O zimbro é tido pelos holandeses como um tônico que é capaz de preservar a saúde das pessoas, pois age como depurador. No século seguinte tornou-se muito popular na Inglaterra, devido a seu preço acessível e gosto extravagante.

Ao término da guerra dos 30 anos, os soldados ingleses retornaram às suas casas levando o destilado holandês na mala, o que fez com que se popularizasse rapidamente nesse país. A própria rainha já admitiu que o gin tem seu coração.

Há quem considere essa bebida irmã da vodca. Outros não concordam, consideram estar num patamar superior, em posição intrincada e mística. 

A despeito das opiniões diversas, uma coisa é certa: essa bebida está conquistando espaço a cada dia mais no gosto dos consumidores.

O Dr. Sylvius, citado no começo deste tópico, estava, naquele tempo, procurando um remédio que fosse eficaz contra problemas renais. Dedicou-se, então, a pesquisar uma fórmula que pudesse resolver a questão.

Em uma das inúmeras tentativas, adicionou zimbro ao destilado de cereais. E assim surgiu o primeiro gin do mundo. O nome é derivado da combinação de zimbro, que em italiano é ginepro, em francês genievre e em holandês é genever.

A região da Toscana, na Itália, é a maior produtora de zimbro. Qual não foi a surpresa do médico ao perceber que o remédio estava sendo usado não mais apenas para curar a doença, mas até por quem não tinha nenhum tipo de doença, de forma recreativa.

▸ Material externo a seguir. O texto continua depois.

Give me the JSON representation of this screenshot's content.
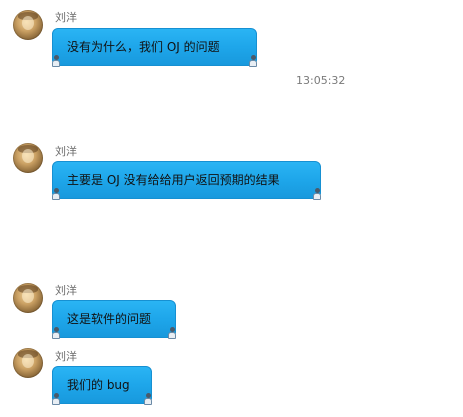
{
  "messages": [
    {
      "sender": "刘洋",
      "text": "没有为什么，我们 OJ 的问题"
    },
    {
      "sender": "刘洋",
      "text": "主要是 OJ 没有给给用户返回预期的结果"
    },
    {
      "sender": "刘洋",
      "text": "这是软件的问题"
    },
    {
      "sender": "刘洋",
      "text": "我们的 bug"
    }
  ],
  "timestamp": "13:05:32",
  "colors": {
    "bubble": "#1ea6ea",
    "bubble_border": "#1690d2",
    "name_text": "#6a6a6a",
    "timestamp_text": "#7a7a7a"
  },
  "icons": {
    "avatar": "user-avatar",
    "bubble_decoration": "chat-figure-icon"
  }
}
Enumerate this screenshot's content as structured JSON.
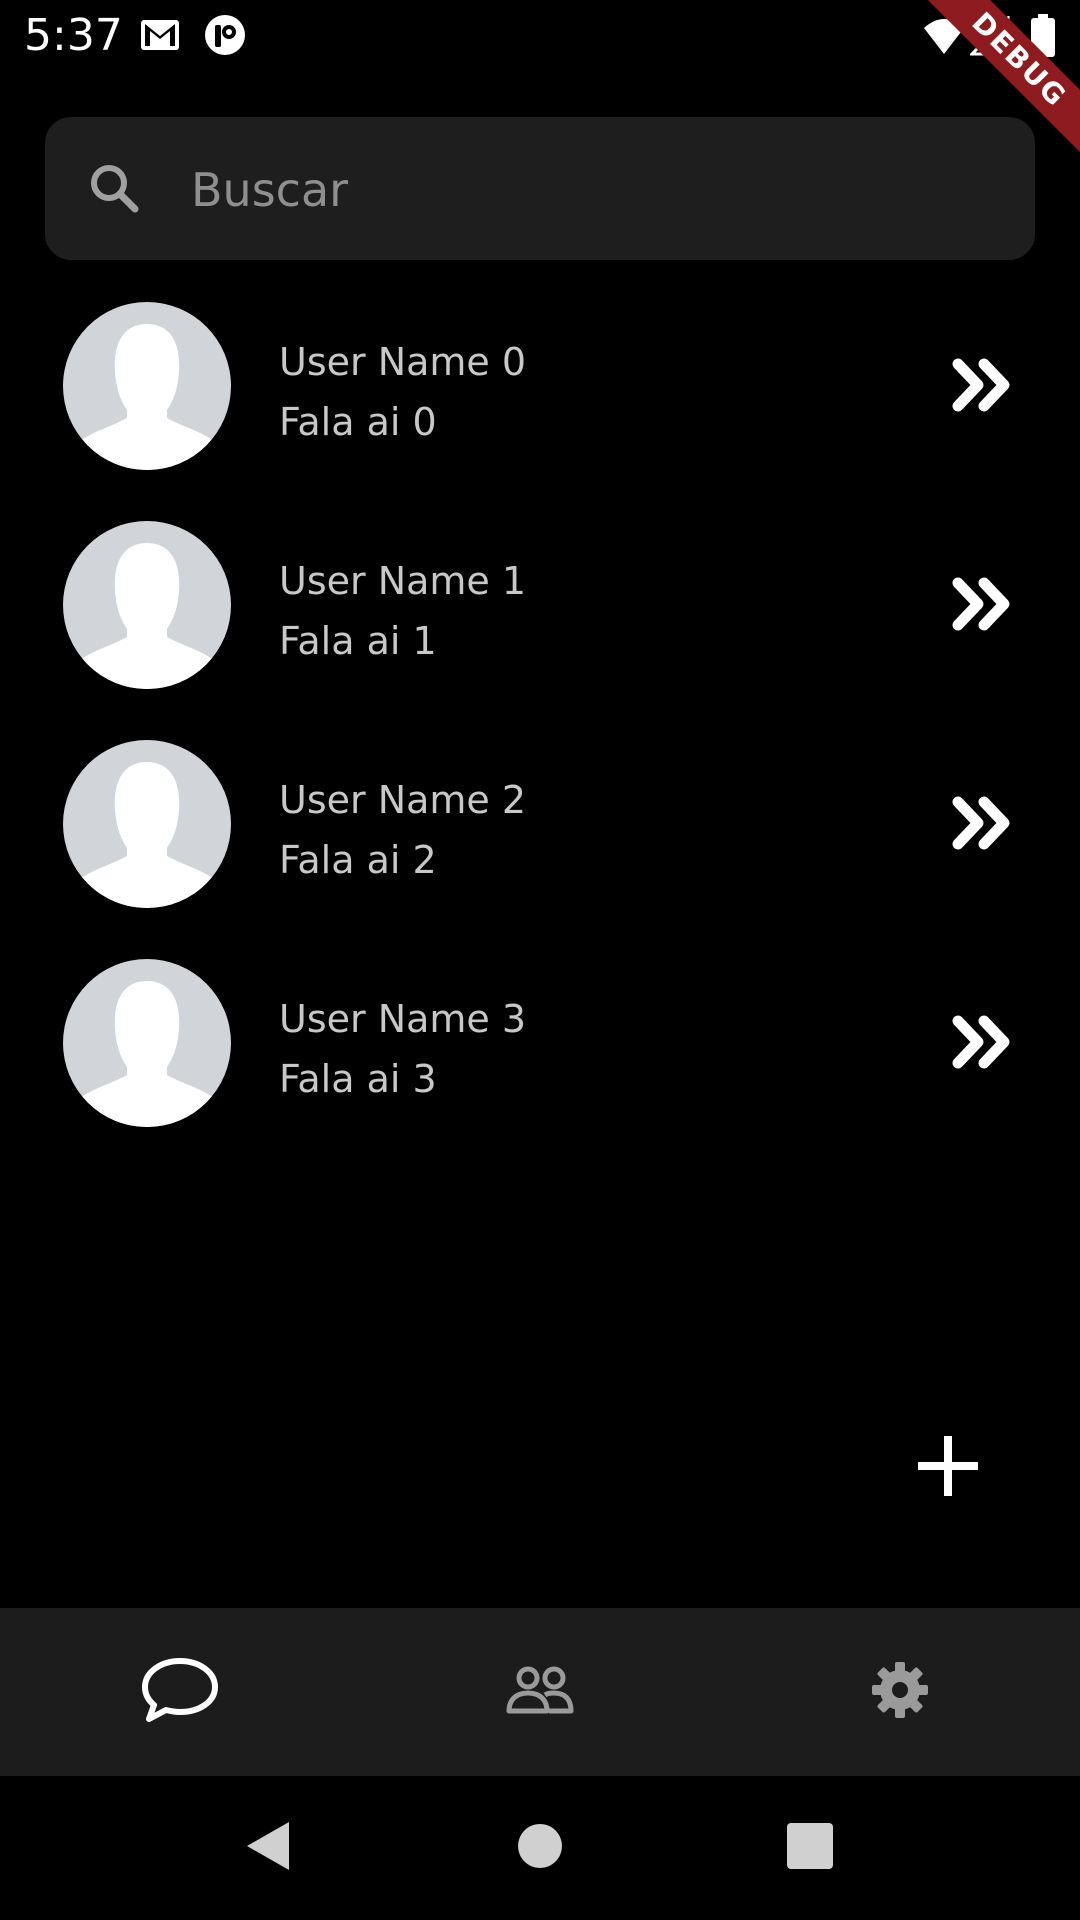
{
  "status_bar": {
    "time": "5:37",
    "icons": [
      "gmail-icon",
      "app-notification-icon",
      "wifi-icon",
      "signal-icon",
      "battery-icon"
    ]
  },
  "debug_banner": {
    "label": "DEBUG"
  },
  "search": {
    "placeholder": "Buscar",
    "value": ""
  },
  "chats": [
    {
      "name": "User Name 0",
      "message": "Fala ai 0"
    },
    {
      "name": "User Name 1",
      "message": "Fala ai 1"
    },
    {
      "name": "User Name 2",
      "message": "Fala ai 2"
    },
    {
      "name": "User Name 3",
      "message": "Fala ai 3"
    }
  ],
  "fab": {
    "icon": "plus-icon"
  },
  "bottom_nav": {
    "items": [
      {
        "id": "chats",
        "icon": "chat-bubble-icon",
        "active": true
      },
      {
        "id": "contacts",
        "icon": "people-icon",
        "active": false
      },
      {
        "id": "settings",
        "icon": "gear-icon",
        "active": false
      }
    ]
  },
  "system_nav": {
    "items": [
      "back-icon",
      "home-icon",
      "recents-icon"
    ]
  },
  "colors": {
    "background": "#000000",
    "surface": "#1e1e1e",
    "nav_background": "#1c1c1c",
    "text_secondary": "#c8c8c8",
    "placeholder": "#8f8f8f",
    "avatar_bg": "#d1d4d9",
    "debug_ribbon": "#8e1b1f"
  }
}
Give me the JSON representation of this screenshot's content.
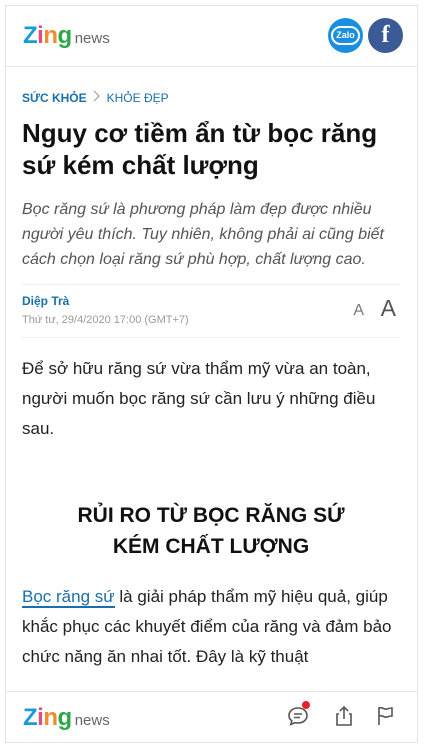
{
  "header": {
    "logo_zing": "Zing",
    "logo_news": "news",
    "zalo_label": "Zalo",
    "facebook_label": "f"
  },
  "breadcrumb": {
    "category": "SỨC KHỎE",
    "subcategory": "KHỎE ĐẸP"
  },
  "article": {
    "title": "Nguy cơ tiềm ẩn từ bọc răng sứ kém chất lượng",
    "sapo": "Bọc răng sứ là phương pháp làm đẹp được nhiều người yêu thích. Tuy nhiên, không phải ai cũng biết cách chọn loại răng sứ phù hợp, chất lượng cao.",
    "author": "Diệp Trà",
    "date": "Thứ tư, 29/4/2020 17:00 (GMT+7)",
    "font_small": "A",
    "font_large": "A",
    "paragraph_1": "Để sở hữu răng sứ vừa thẩm mỹ vừa an toàn, người muốn bọc răng sứ cần lưu ý những điều sau.",
    "heading_line_1": "RỦI RO TỪ BỌC RĂNG SỨ",
    "heading_line_2": "KÉM CHẤT LƯỢNG",
    "paragraph_2_link": "Bọc răng sứ",
    "paragraph_2_rest": " là giải pháp thẩm mỹ hiệu quả, giúp khắc phục các khuyết điểm của răng và đảm bảo chức năng ăn nhai tốt. Đây là kỹ thuật"
  },
  "footer": {
    "logo_zing": "Zing",
    "logo_news": "news",
    "icons": [
      "comment-icon",
      "share-icon",
      "flag-icon"
    ]
  },
  "colors": {
    "accent": "#1b6fa8",
    "zalo": "#1a8fe0",
    "facebook": "#3b5b96",
    "notification": "#e8202a"
  }
}
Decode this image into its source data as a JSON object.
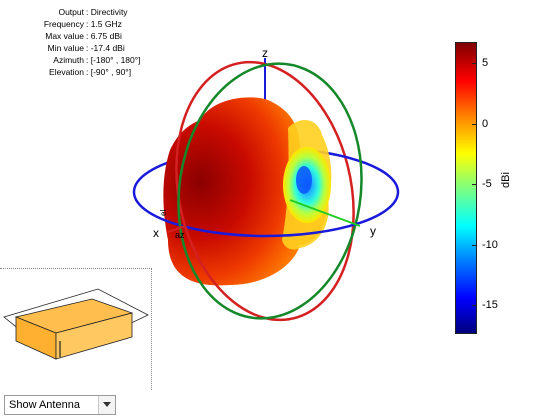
{
  "info": [
    {
      "key": "Output",
      "value": ": Directivity"
    },
    {
      "key": "Frequency",
      "value": ": 1.5 GHz"
    },
    {
      "key": "Max value",
      "value": ": 6.75 dBi"
    },
    {
      "key": "Min value",
      "value": ": -17.4 dBi"
    },
    {
      "key": "Azimuth",
      "value": ": [-180° , 180°]"
    },
    {
      "key": "Elevation",
      "value": ": [-90° , 90°]"
    }
  ],
  "axes": {
    "x": "x",
    "y": "y",
    "z": "z",
    "az": "az",
    "el": "el"
  },
  "colorbar": {
    "unit": "dBi",
    "min": -17.4,
    "max": 6.75,
    "ticks": [
      "5",
      "0",
      "-5",
      "-10",
      "-15"
    ],
    "tick_values": [
      5,
      0,
      -5,
      -10,
      -15
    ],
    "colormap": "jet"
  },
  "antenna_select": {
    "selected": "Show Antenna"
  },
  "colors": {
    "ring_xy": "#1a1adc",
    "ring_xz": "#d42020",
    "ring_yz": "#15882a",
    "antenna": "#ffbe4d"
  }
}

O sabor inconfundível e quase extravagante, aliado a um preço popular, fizeram com que a bebida se popularizasse em pouquíssimo tempo.

Como saber se o gin Apogee é bom? 

Dentre todos os gins produzidos no Brasil, o Apogee é o único que usa Álcool Zero Hidrocarboneto. Esse é o álcool com maior nível de pureza do mundo. Essa característica não é pouca coisa, e por si só, já dá pra definir que trata-se de um ótimo destilado.

Esse alto grau de pureza faz com que o aroma e o gosto do álcool desapareçam por completo. Conheça agora 3 gins da Apogee e outros 4 de outras marcas, para ampliar seus conhecimentos.

1. Gin 1L – Apogee 

1. Gin 1L - Apogee 

O Gin Apogee é o único gin Nacional que usa Álcool Zero Hidrocarboneto. Esse álcool nada mais é do que o mais puro do mundo. É exportado com exclusividade para a Suntory, no Japão, para a fabricação exclusiva do Whisky Hibiki e Strong Zero.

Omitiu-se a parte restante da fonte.